設定説明を何とか面白くしたいのですが、難しいですね…。


「デカイわっ!!」


「どうかしたか?」


流石にボスの間とでもいおうか、大理石を思わせるような、光沢のある白い石で造られた扉がそこにはあった。泥の手、正式にはマドッテという名のボスは、神々しさすら感じる扉を開く、勇気ある者を待ち受けているのだ。「魔物、の癖に生意気だぞ。」とは扉を見た時のセロのセリフである。


その扉を開いて、さぁマドッテさんとご対面、となった時に叫んだのが冒頭だ。


「普通、人間の手ぐらいの大きさ想像するやろ? 踏み潰して、いてこませるような。それが何やあの大きさは! さながら、ア○コの手やんけ! あんなんじゃ僕の黄金の右足でもモグラ叩きが出来へんわ!!」


マドッテさんはセロの胸元までの高さがある。横幅は真正面から電車を迎えた威圧感を思い出す。全身、全手? は泥で出来ており、水分をたっぷり含んだ泥がセロの目の前で滴り落ちた。

ボスの間には、そんなマドッテさんが三体もいるのだ。


キバはセロが引き合いに出した○ッコとは、どのような怪物なのかと、ゴ○ラに似た姿を思い浮かべている。あながち間違いではない。


「そっちのアッ○もなかなか怖そうだが、こっちじゃアレがマドッテだ。」


「ありえん!! 僕は帰る!」


「何でだよ! 」


「惜しいっ!! そこでなんでやねん、って言わなアカンやん!」


セロの言動は意味不明な部分が多いが、言葉通り帰るつもりはなさそうだ。

それもこれも、こんなに近くで騒ぐ二人に対してマドッテが全く攻撃してこないのが理由だろう。

おそらく、部屋の中に入った者だけを襲うのだ。
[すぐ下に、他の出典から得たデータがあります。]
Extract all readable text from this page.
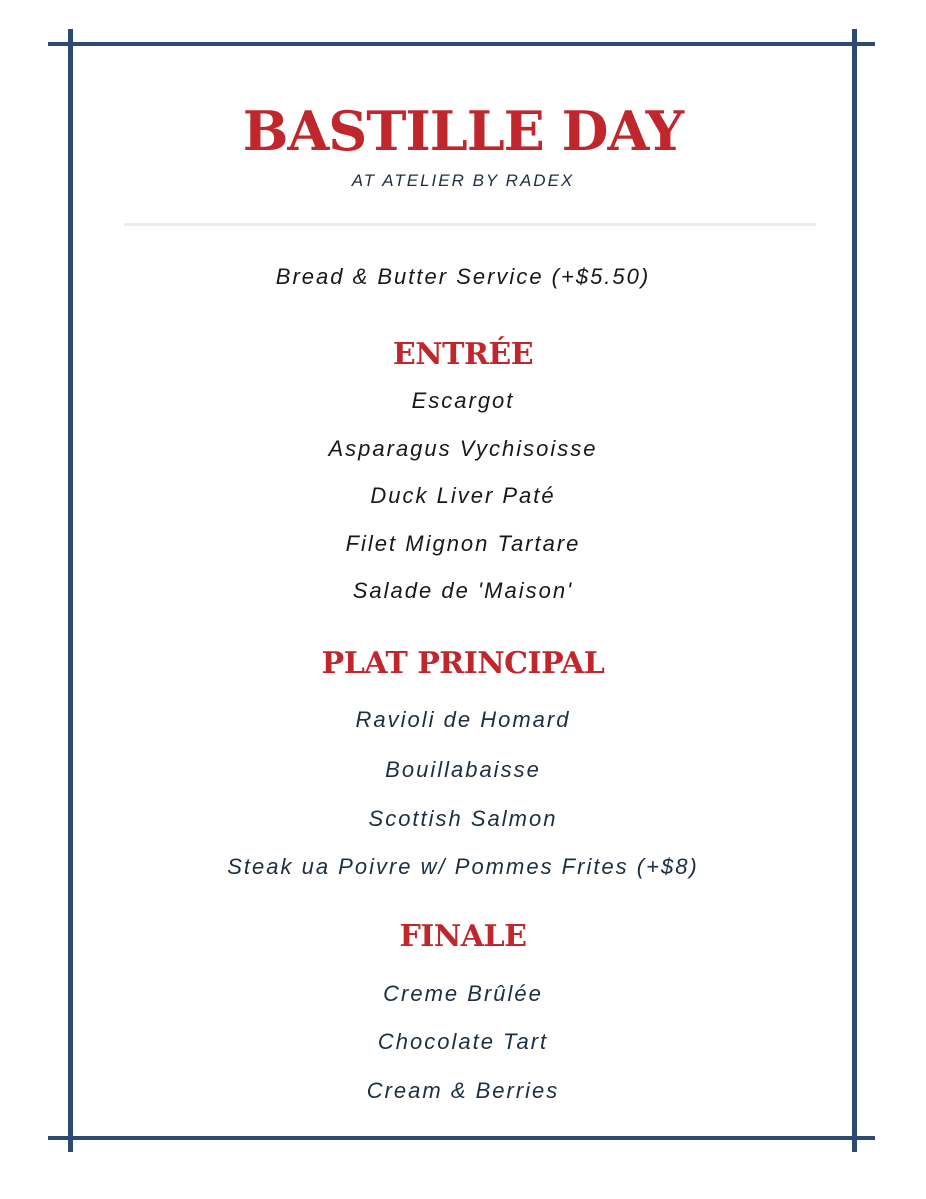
BASTILLE DAY
AT ATELIER BY RADEX
Bread & Butter Service (+$5.50)
ENTRÉE
Escargot
Asparagus Vychisoisse
Duck Liver Paté
Filet Mignon Tartare
Salade de 'Maison'
PLAT PRINCIPAL
Ravioli de Homard
Bouillabaisse
Scottish Salmon
Steak ua Poivre w/ Pommes Frites (+$8)
FINALE
Creme Brûlée
Chocolate Tart
Cream & Berries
つまり、疲れたり危ないと思えば外に出て休憩すれば良い。


「どうでもいい! とりあえず、あいつらは戦闘中に仲間を呼ぶから、俺が囮になってる間にお前が一匹づつ相手して倒す。それでいいんだよな?」


「なんやねん、どうでもいいって、関西人にとって会話はノリやぞ? リズムやぞ? それが成り立って初めて意思疎通コミュニケーションが出来るんやないか…。それをどうでも良えなんて…。キバちゃんって男らしいわ。…ぽっ。」


「口で効果音出してんじゃねぇよ!」


バシッ


「そう! それがツッコミや!!」


単純に殴っただけのキバだったが、不覚にもそのタイミングが良すぎて、絶好のツッコミとなってしまった。あとはその威力を抑えて、叩いた時の音が響きわたるようにすれば良いのだ。
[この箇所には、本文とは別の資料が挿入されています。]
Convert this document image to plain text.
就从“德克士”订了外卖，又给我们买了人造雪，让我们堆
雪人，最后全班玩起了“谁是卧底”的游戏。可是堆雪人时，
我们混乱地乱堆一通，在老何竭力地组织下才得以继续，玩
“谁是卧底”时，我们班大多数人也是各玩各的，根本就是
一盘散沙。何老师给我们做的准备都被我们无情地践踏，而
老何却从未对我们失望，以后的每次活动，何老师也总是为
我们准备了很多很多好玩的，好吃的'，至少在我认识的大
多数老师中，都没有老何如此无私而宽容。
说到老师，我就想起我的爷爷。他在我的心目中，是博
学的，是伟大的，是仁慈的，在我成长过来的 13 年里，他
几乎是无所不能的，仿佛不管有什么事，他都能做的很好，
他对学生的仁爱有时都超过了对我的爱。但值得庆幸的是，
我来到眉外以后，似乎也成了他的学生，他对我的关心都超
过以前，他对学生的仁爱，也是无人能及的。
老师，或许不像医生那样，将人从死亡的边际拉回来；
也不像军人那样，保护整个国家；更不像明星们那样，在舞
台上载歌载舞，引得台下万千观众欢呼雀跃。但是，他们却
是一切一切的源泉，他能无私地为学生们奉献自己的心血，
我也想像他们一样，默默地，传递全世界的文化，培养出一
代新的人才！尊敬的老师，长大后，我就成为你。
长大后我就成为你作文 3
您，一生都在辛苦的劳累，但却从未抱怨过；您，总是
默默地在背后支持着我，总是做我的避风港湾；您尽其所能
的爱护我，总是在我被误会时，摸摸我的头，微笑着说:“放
相方の成長に瞳を輝かせるセロは、続けてツッコミの種類を詳しく教えようとするのだが、キバの一睨みで縮こまってしまう。


ウダウダと呟くセロを無視したキバは、戦闘準備を整えだした。ようやくではあるが、パーティー申請を行い、休憩するタイミングを詰め、合図を決める。
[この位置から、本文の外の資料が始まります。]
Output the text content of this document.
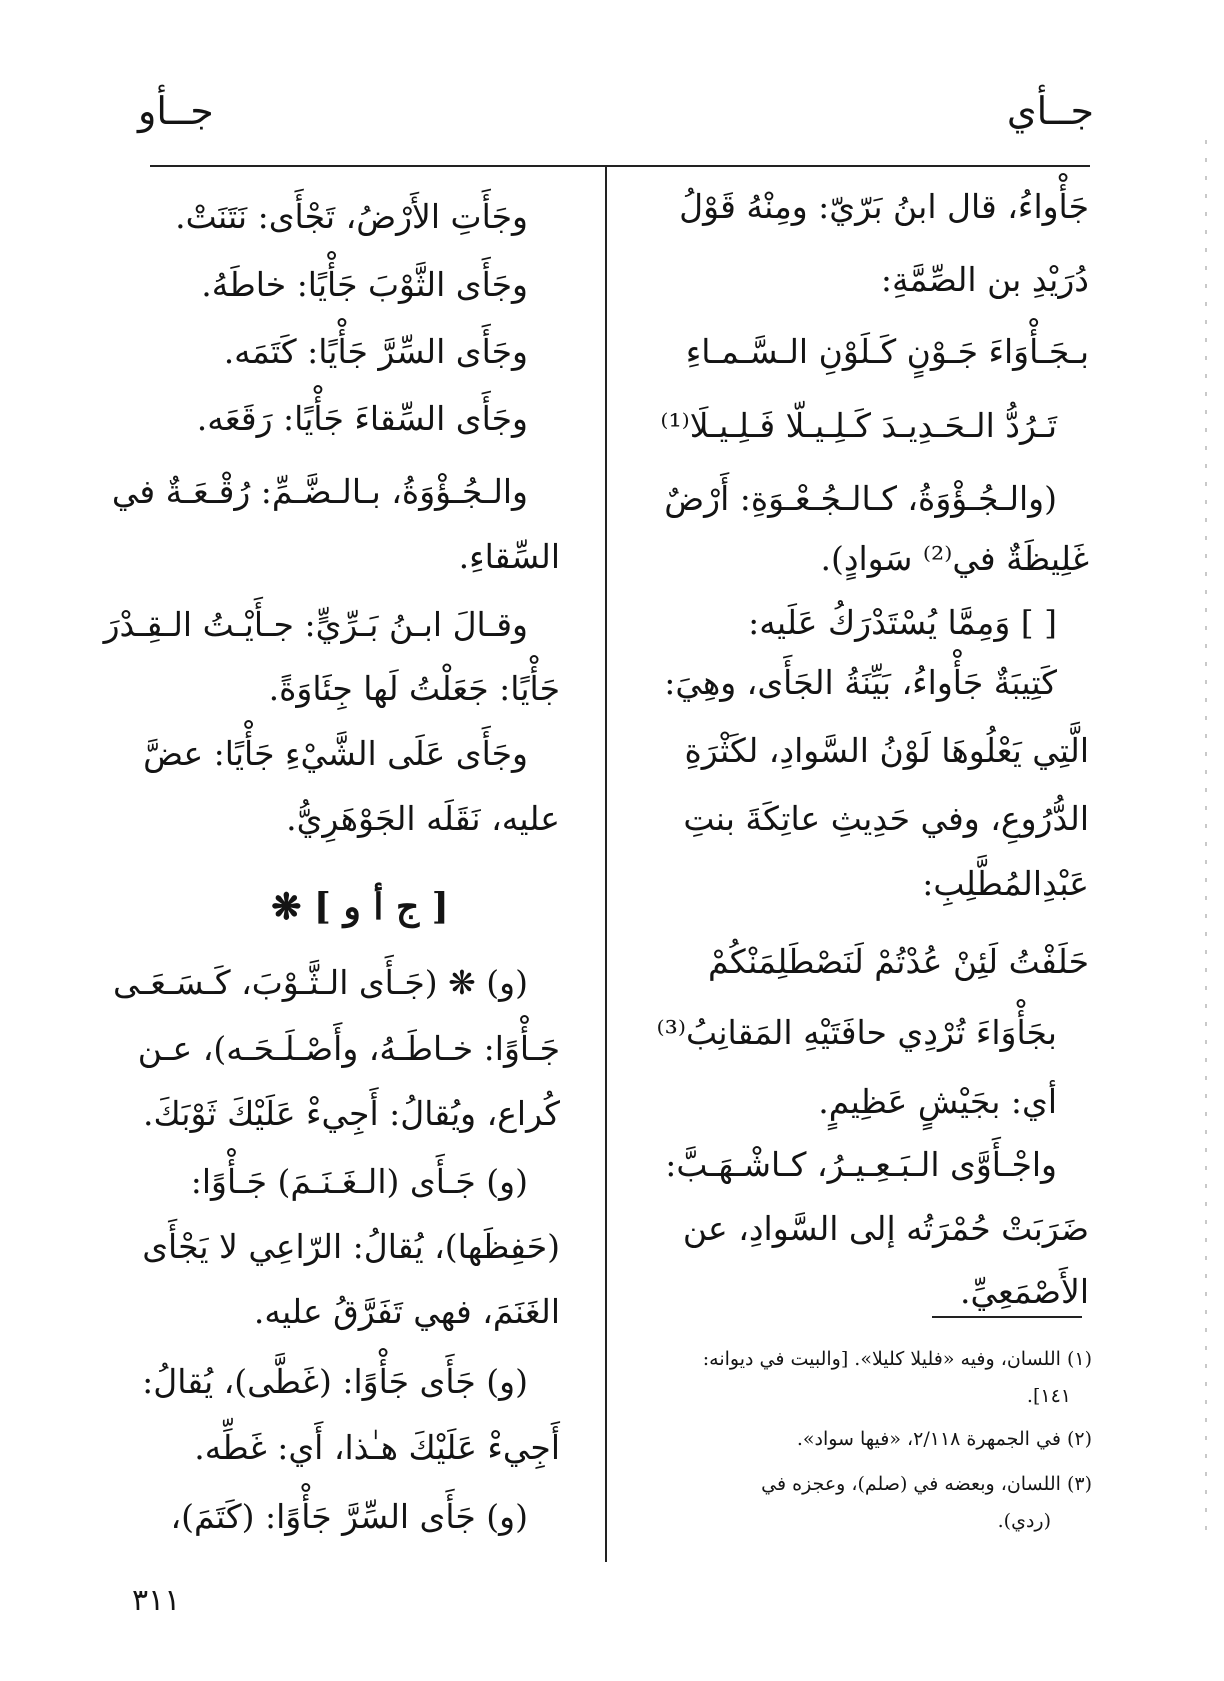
جــأي
جــأو
جَأْواءُ، قال ابنُ بَرّيّ: ومِنْهُ قَوْلُ
دُرَيْدِ بن الصِّمَّةِ:
بـجَـأْوَاءَ جَـوْنٍ كَـلَوْنِ الـسَّـمـاءِ
تَـرُدُّ الـحَـدِيـدَ كَـلِـيـلّا فَـلِـيـلَا⁽¹⁾
(والـجُـؤْوَةُ، كـالـجُـعْـوَةِ: أَرْضٌ
غَلِيظَةٌ في⁽²⁾ سَوادٍ).
[ ] وَمِمَّا يُسْتَدْرَكُ عَلَيه:
كَتِيبَةٌ جَأْواءُ، بَيِّنَةُ الجَأَى، وهِيَ:
الَّتِي يَعْلُوهَا لَوْنُ السَّوادِ، لكَثْرَةِ
الدُّرُوعِ، وفي حَدِيثِ عاتِكَةَ بنتِ
عَبْدِالمُطَّلِبِ:
حَلَفْتُ لَئِنْ عُدْتُمْ لَنَصْطَلِمَنْكُمْ
بجَأْوَاءَ تُرْدِي حافَتَيْهِ المَقانِبُ⁽³⁾
أي: بجَيْشٍ عَظِيمٍ.
واجْـأَوَّى الـبَـعِـيـرُ، كـاشْـهَـبَّ:
ضَرَبَتْ حُمْرَتُه إلى السَّوادِ، عن
الأَصْمَعِيِّ.
(١) اللسان، وفيه «فليلا كليلا». [والبيت في ديوانه:
١٤١].
(٢) في الجمهرة ٢/١١٨، «فيها سواد».
(٣) اللسان، وبعضه في (صلم)، وعجزه في
(ردي).
وجَأَتِ الأَرْضُ، تَجْأَى: نَتَنَتْ.
وجَأَى الثَّوْبَ جَأْيًا: خاطَهُ.
وجَأَى السِّرَّ جَأْيًا: كَتَمَه.
وجَأَى السِّقاءَ جَأْيًا: رَقَعَه.
والـجُـؤْوَةُ، بـالـضَّـمِّ: رُقْـعَـةٌ في
السِّقاءِ.
وقـالَ ابـنُ بَـرِّيٍّ: جـأَيْـتُ الـقِـدْرَ
جَأْيًا: جَعَلْتُ لَها جِئَاوَةً.
وجَأَى عَلَى الشَّيْءِ جَأْيًا: عضَّ
عليه، نَقَلَه الجَوْهَرِيُّ.
[ ج أ و ] ❋
(و) ❋ (جَـأَى الـثَّـوْبَ، كَـسَـعَـى
جَـأْوًا: خـاطَـهُ، وأَصْـلَـحَـه)، عـن
كُراع، ويُقالُ: أَجِيءْ عَلَيْكَ ثَوْبَكَ.
(و) جَـأَى (الـغَـنَـمَ) جَـأْوًا:
(حَفِظَها)، يُقالُ: الرّاعِي لا يَجْأَى
الغَنَمَ، فهي تَفَرَّقُ عليه.
(و) جَأَى جَأْوًا: (غَطَّى)، يُقالُ:
أَجِيءْ عَلَيْكَ هـٰذا، أَي: غَطِّه.
(و) جَأَى السِّرَّ جَأْوًا: (كَتَمَ)،
٣١١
作戦は単純で、セロが一体一で確実にトドメを指している間、残りはキバが引き付ける。引き付けるといってもセロに攻撃しないようにしながら逃げるだけでいい。疲れたら二人とも外に出て休憩する。パーティーを組んでおけばお互いのレベル、HPとMPが確認出来て危機管理が出来るし、誰がトドメを刺したかに関係なく二人に経験値が入るのだ。


こうしてセロの思惑通り仲間を呼ぶタイプだったマドッテはセロ達の血肉となるのだった。






「さすがに疲れたわ…。」


「なんだよ! さっさと行こうぜ!? もぉ十分休んだろ?」


しばらく借りを続けて脱力したように座りこんでいたセロだったが、キバは燃えている。

レベル上げの中で、セロが五体同時に相手を、キバですら三体同時に戦えるように成ると、当初の作戦などお構いなしに、物凄い数の仲間を呼び続けるマドッテの殲滅戦が開始された。

もし輝く塵と成らずに、倒れたマドッテの構成要素が遺されていれば、この部屋は400体以上の残骸で底無し沼にでもなっていただろう。


レベルが上がるたび、パラメーターが上がるたびに自分が強くなっていく。その感覚が攻撃回数という目に見える形で現れたのだ。しかも、ダメージを受けるたびに吹き飛ばされて、青ムニ戦で多量に手に入れた薬草を必要としていたのが、十発に一回癒せば済むまでになった。もちろん壁に激突するまで吹き飛ばされることも、痛みもほとんどなくなった。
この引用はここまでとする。